Recentemente, um memorando interno emitido pelo governo dos Estados Unidos, divulgado no bojo de um processo perante um tribunal federal, concedeu maior liberdade aos agentes do Serviço de Imigração e Alfândega (ICE) para realizar prisões sem mandado contra indivíduos suspeitos de estarem no país de forma ilegal.

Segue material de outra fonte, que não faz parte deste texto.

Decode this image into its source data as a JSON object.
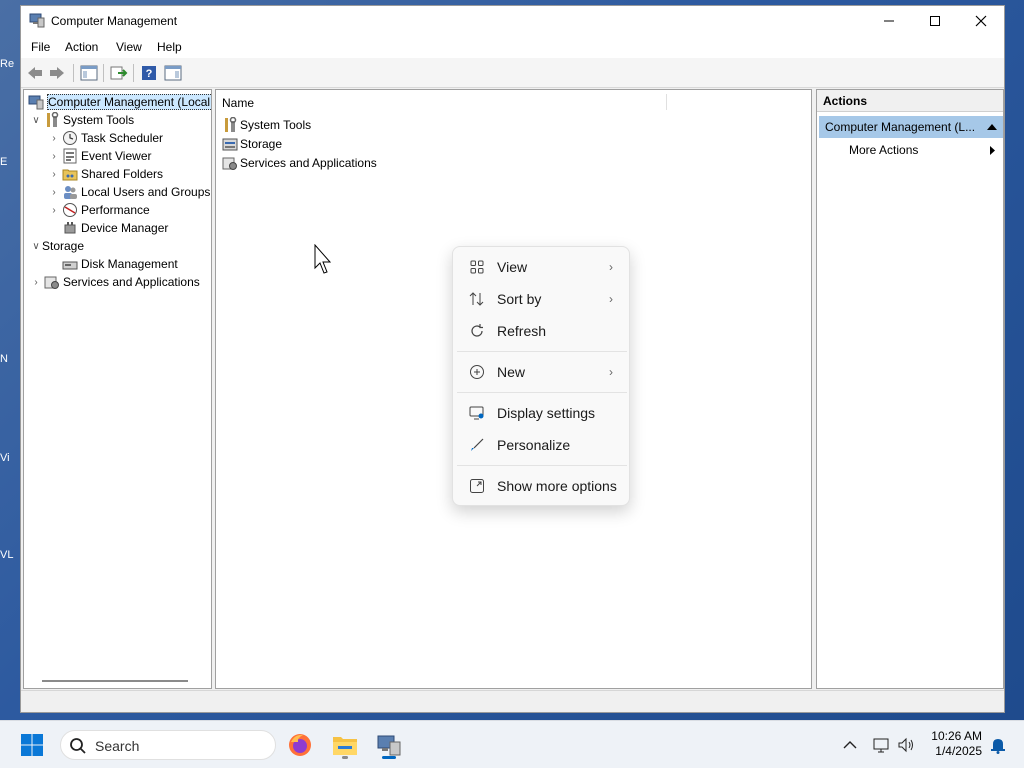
{
  "window": {
    "title": "Computer Management",
    "controls": {
      "minimize": "minimize",
      "maximize": "maximize",
      "close": "close"
    }
  },
  "menu": [
    "File",
    "Action",
    "View",
    "Help"
  ],
  "tree": {
    "root": "Computer Management (Local",
    "items": [
      {
        "label": "System Tools",
        "icon": "tools-icon"
      },
      {
        "label": "Task Scheduler",
        "icon": "clock-icon"
      },
      {
        "label": "Event Viewer",
        "icon": "event-icon"
      },
      {
        "label": "Shared Folders",
        "icon": "shared-folder-icon"
      },
      {
        "label": "Local Users and Groups",
        "icon": "users-icon"
      },
      {
        "label": "Performance",
        "icon": "performance-icon"
      },
      {
        "label": "Device Manager",
        "icon": "device-icon"
      },
      {
        "label": "Storage",
        "icon": "storage-icon"
      },
      {
        "label": "Disk Management",
        "icon": "disk-icon"
      },
      {
        "label": "Services and Applications",
        "icon": "services-icon"
      }
    ]
  },
  "list": {
    "column_name": "Name",
    "rows": [
      "System Tools",
      "Storage",
      "Services and Applications"
    ]
  },
  "actions": {
    "header": "Actions",
    "selected": "Computer Management (L...",
    "more": "More Actions"
  },
  "context_menu": {
    "items": [
      "View",
      "Sort by",
      "Refresh",
      "New",
      "Display settings",
      "Personalize",
      "Show more options"
    ]
  },
  "taskbar": {
    "search_placeholder": "Search",
    "time": "10:26 AM",
    "date": "1/4/2025"
  },
  "desktop_fragments": [
    "Re",
    "E",
    "N",
    "Vi",
    "VL"
  ]
}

A nova diretriz amplia os critérios que os agentes do ICE podem utilizar para justificar a detenção de indivíduos, permitindo a realização de prisões de forma mais rápida e sem a necessidade de um mandado de prisão administrativa.

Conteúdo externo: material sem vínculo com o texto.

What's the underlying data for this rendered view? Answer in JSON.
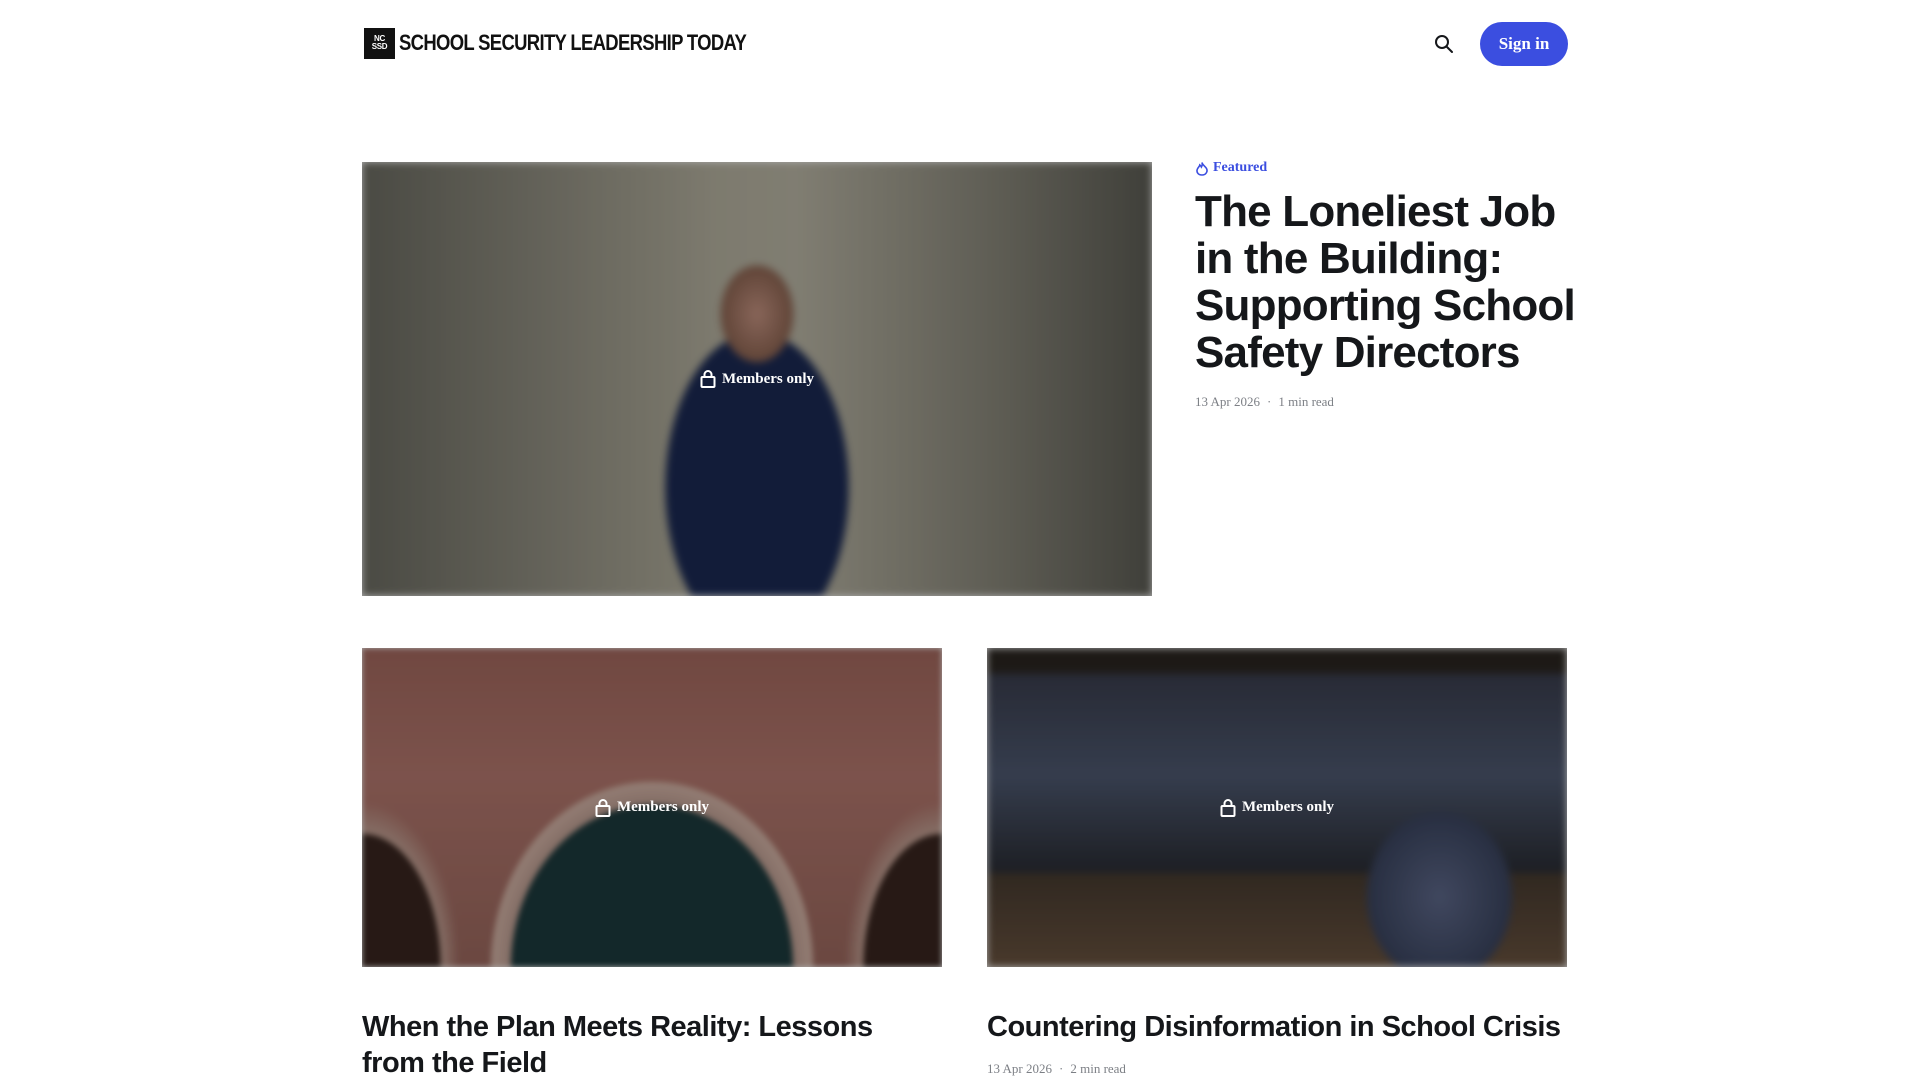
{
  "header": {
    "logo_mark_top": "NC",
    "logo_mark_bottom": "SSD",
    "site_title": "SCHOOL SECURITY LEADERSHIP TODAY",
    "search_icon": "search-icon",
    "signin_label": "Sign in",
    "accent_color": "#3b4ee0"
  },
  "featured": {
    "label": "Featured",
    "icon": "flame-icon",
    "title": "The Loneliest Job in the Building: Supporting School Safety Directors",
    "date": "13 Apr 2026",
    "read_time": "1 min read",
    "badge": "Members only"
  },
  "posts": [
    {
      "title": "When the Plan Meets Reality: Lessons from the Field",
      "badge": "Members only"
    },
    {
      "title": "Countering Disinformation in School Crisis",
      "date": "13 Apr 2026",
      "read_time": "2 min read",
      "badge": "Members only"
    }
  ]
}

A diretriz expande as bases legais que os agentes podem invocar para concluir que a obtenção de um mandado de prisão administrativa poderia resultar em uma oportunidade para o indivíduo suspeito fugir, enquanto aguarda a emissão do mandado.

O memorando indica que essa mudança visa oferecer maior flexibilidade ao ICE, possibilitando que a prisão de imigrantes sem autorização e que não são os alvos originais de uma operação, ocorra com maior agilidade. Esses indivíduos, embora não estejam no foco da operação, podem ser detidos caso sejam considerados responsáveis por violar a legislação de imigração dos Estados Unidos.

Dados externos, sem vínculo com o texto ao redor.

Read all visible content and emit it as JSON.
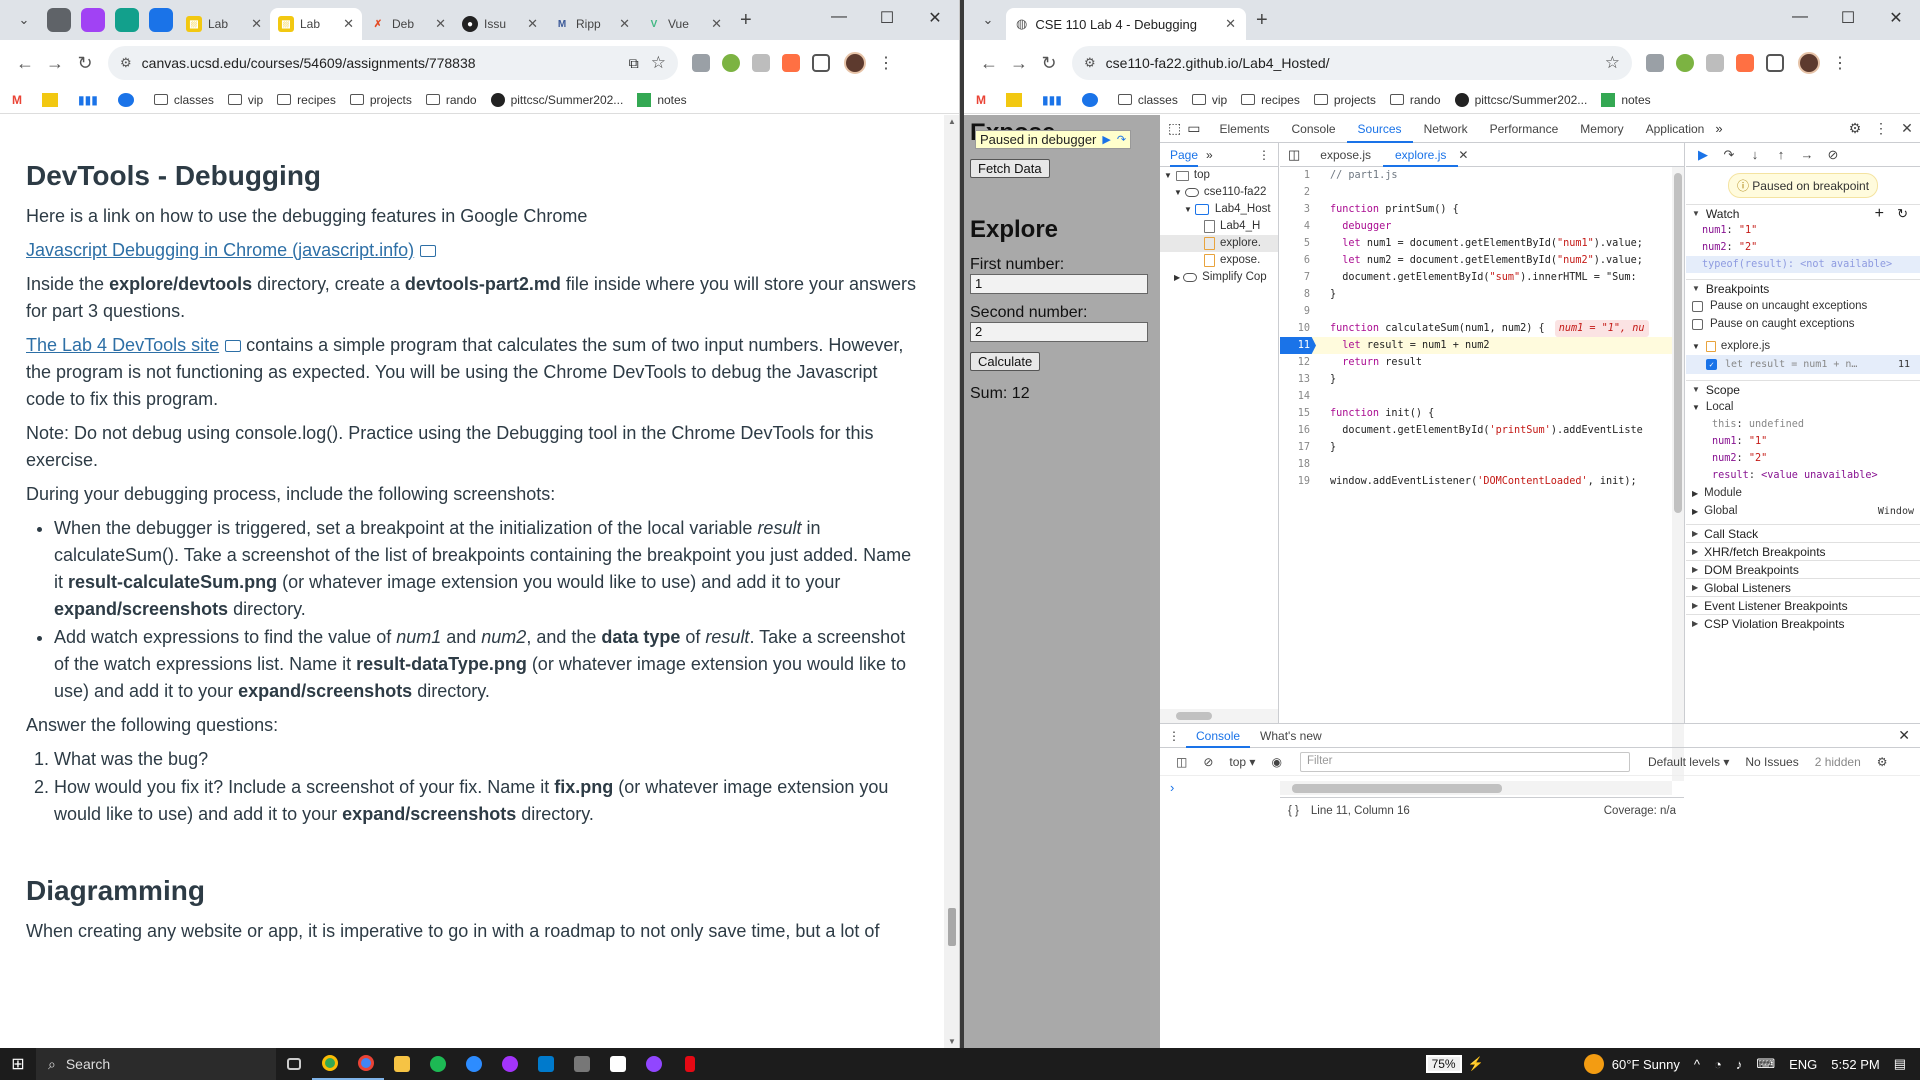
{
  "left_browser": {
    "tabs": [
      {
        "title": "Lab",
        "color": "#f2c811"
      },
      {
        "title": "Lab",
        "color": "#f2c811",
        "active": true
      },
      {
        "title": "Deb",
        "color": "#e34c26"
      },
      {
        "title": "Issu",
        "color": "#222222"
      },
      {
        "title": "Ripp",
        "color": "#3b5998"
      },
      {
        "title": "Vue",
        "color": "#41b883"
      }
    ],
    "url": "canvas.ucsd.edu/courses/54609/assignments/778838",
    "bookmarks": [
      "classes",
      "vip",
      "recipes",
      "projects",
      "rando",
      "pittcsc/Summer202...",
      "notes"
    ]
  },
  "doc": {
    "title": "DevTools - Debugging",
    "intro": "Here is a link on how to use the debugging features in Google Chrome",
    "link1": "Javascript Debugging in Chrome (javascript.info)",
    "p2_a": "Inside the ",
    "p2_b": "explore/devtools",
    "p2_c": " directory, create a ",
    "p2_d": "devtools-part2.md",
    "p2_e": " file inside where you will store your answers for part 3 questions.",
    "link2": "The Lab 4 DevTools site",
    "p3": " contains a simple program that calculates the sum of two input numbers. However, the program is not functioning as expected. You will be using the Chrome DevTools to debug the Javascript code to fix this program.",
    "note": "Note: Do not debug using console.log(). Practice using the Debugging tool in the Chrome DevTools for this exercise.",
    "during": "During your debugging process, include the following screenshots:",
    "b1_a": "When the debugger is triggered, set a breakpoint at the initialization of the local variable ",
    "b1_b": "result",
    "b1_c": " in calculateSum(). Take a screenshot of the list of breakpoints containing the breakpoint you just added. Name it ",
    "b1_d": "result-calculateSum.png",
    "b1_e": " (or whatever image extension you would like to use) and add it to your ",
    "b1_f": "expand/screenshots",
    "b1_g": " directory.",
    "b2_a": "Add watch expressions to find the value of ",
    "b2_b": "num1",
    "b2_c": " and ",
    "b2_d": "num2",
    "b2_e": ", and the ",
    "b2_f": "data type",
    "b2_g": " of ",
    "b2_h": "result",
    "b2_i": ". Take a screenshot of the watch expressions list. Name it ",
    "b2_j": "result-dataType.png",
    "b2_k": " (or whatever image extension you would like to use) and add it to your ",
    "b2_l": "expand/screenshots",
    "b2_m": " directory.",
    "answer": "Answer the following questions:",
    "q1": "What was the bug?",
    "q2_a": "How would you fix it? Include a screenshot of your fix. Name it ",
    "q2_b": "fix.png",
    "q2_c": " (or whatever image extension you would like to use) and add it to your ",
    "q2_d": "expand/screenshots",
    "q2_e": " directory.",
    "h2": "Diagramming",
    "last": "When creating any website or app, it is imperative to go in with a roadmap to not only save time, but a lot of"
  },
  "right_browser": {
    "tab_title": "CSE 110 Lab 4 - Debugging",
    "url": "cse110-fa22.github.io/Lab4_Hosted/",
    "bookmarks": [
      "classes",
      "vip",
      "recipes",
      "projects",
      "rando",
      "pittcsc/Summer202...",
      "notes"
    ]
  },
  "page": {
    "paused_label": "Paused in debugger",
    "h_expose": "Expose",
    "fetch_btn": "Fetch Data",
    "h_explore": "Explore",
    "first_label": "First number:",
    "first_value": "1",
    "second_label": "Second number:",
    "second_value": "2",
    "calc_btn": "Calculate",
    "sum": "Sum: 12"
  },
  "devtools": {
    "tabs": [
      "Elements",
      "Console",
      "Sources",
      "Network",
      "Performance",
      "Memory",
      "Application"
    ],
    "nav_tab": "Page",
    "tree": [
      "top",
      "cse110-fa22",
      "Lab4_Host",
      "Lab4_H",
      "explore.",
      "expose.",
      "Simplify Cop"
    ],
    "editor_tabs": [
      "expose.js",
      "explore.js"
    ],
    "code": [
      {
        "n": "1",
        "t": "// part1.js"
      },
      {
        "n": "2",
        "t": ""
      },
      {
        "n": "3",
        "t": "function printSum() {"
      },
      {
        "n": "4",
        "t": "  debugger"
      },
      {
        "n": "5",
        "t": "  let num1 = document.getElementById(\"num1\").value;"
      },
      {
        "n": "6",
        "t": "  let num2 = document.getElementById(\"num2\").value;"
      },
      {
        "n": "7",
        "t": "  document.getElementById(\"sum\").innerHTML = \"Sum: "
      },
      {
        "n": "8",
        "t": "}"
      },
      {
        "n": "9",
        "t": ""
      },
      {
        "n": "10",
        "t": "function calculateSum(num1, num2) {"
      },
      {
        "n": "11",
        "t": "  let result = num1 + num2"
      },
      {
        "n": "12",
        "t": "  return result"
      },
      {
        "n": "13",
        "t": "}"
      },
      {
        "n": "14",
        "t": ""
      },
      {
        "n": "15",
        "t": "function init() {"
      },
      {
        "n": "16",
        "t": "  document.getElementById('printSum').addEventListe"
      },
      {
        "n": "17",
        "t": "}"
      },
      {
        "n": "18",
        "t": ""
      },
      {
        "n": "19",
        "t": "window.addEventListener('DOMContentLoaded', init);"
      }
    ],
    "inline_value": "num1 = \"1\", nu",
    "status_pos": "Line 11, Column 16",
    "status_cov": "Coverage: n/a",
    "paused_on": "Paused on breakpoint",
    "watch_label": "Watch",
    "watch": [
      {
        "k": "num1",
        "v": "\"1\""
      },
      {
        "k": "num2",
        "v": "\"2\""
      },
      {
        "k": "typeof(result)",
        "v": "<not available>"
      }
    ],
    "breakpoints_label": "Breakpoints",
    "pause_uncaught": "Pause on uncaught exceptions",
    "pause_caught": "Pause on caught exceptions",
    "bp_file": "explore.js",
    "bp_line": "let result = num1 + n…",
    "bp_num": "11",
    "scope_label": "Scope",
    "local_label": "Local",
    "scope": [
      {
        "k": "this",
        "v": "undefined"
      },
      {
        "k": "num1",
        "v": "\"1\""
      },
      {
        "k": "num2",
        "v": "\"2\""
      },
      {
        "k": "result",
        "v": "<value unavailable>"
      }
    ],
    "module_label": "Module",
    "global_label": "Global",
    "global_value": "Window",
    "more_sections": [
      "Call Stack",
      "XHR/fetch Breakpoints",
      "DOM Breakpoints",
      "Global Listeners",
      "Event Listener Breakpoints",
      "CSP Violation Breakpoints"
    ],
    "drawer_tabs": [
      "Console",
      "What's new"
    ],
    "context": "top",
    "filter_placeholder": "Filter",
    "levels": "Default levels",
    "issues": "No Issues",
    "hidden": "2 hidden"
  },
  "taskbar": {
    "search": "Search",
    "battery": "75%",
    "weather": "60°F  Sunny",
    "lang": "ENG",
    "time": "5:52 PM"
  }
}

Essas prisões, frequentemente denominadas “prisões colaterais”, envolvem, em sua maioria, imigrantes acusados de infrações civis relacionadas à imigração, sem antecedentes criminais graves ou qualquer histórico de delitos.

O memorando foi emitido em 28 de janeiro de 2026 pelo diretor interino do ICE, Todd Lyons, e, dois dias depois, foi apresentado a um tribunal federal em Minnesota, onde se tornou público.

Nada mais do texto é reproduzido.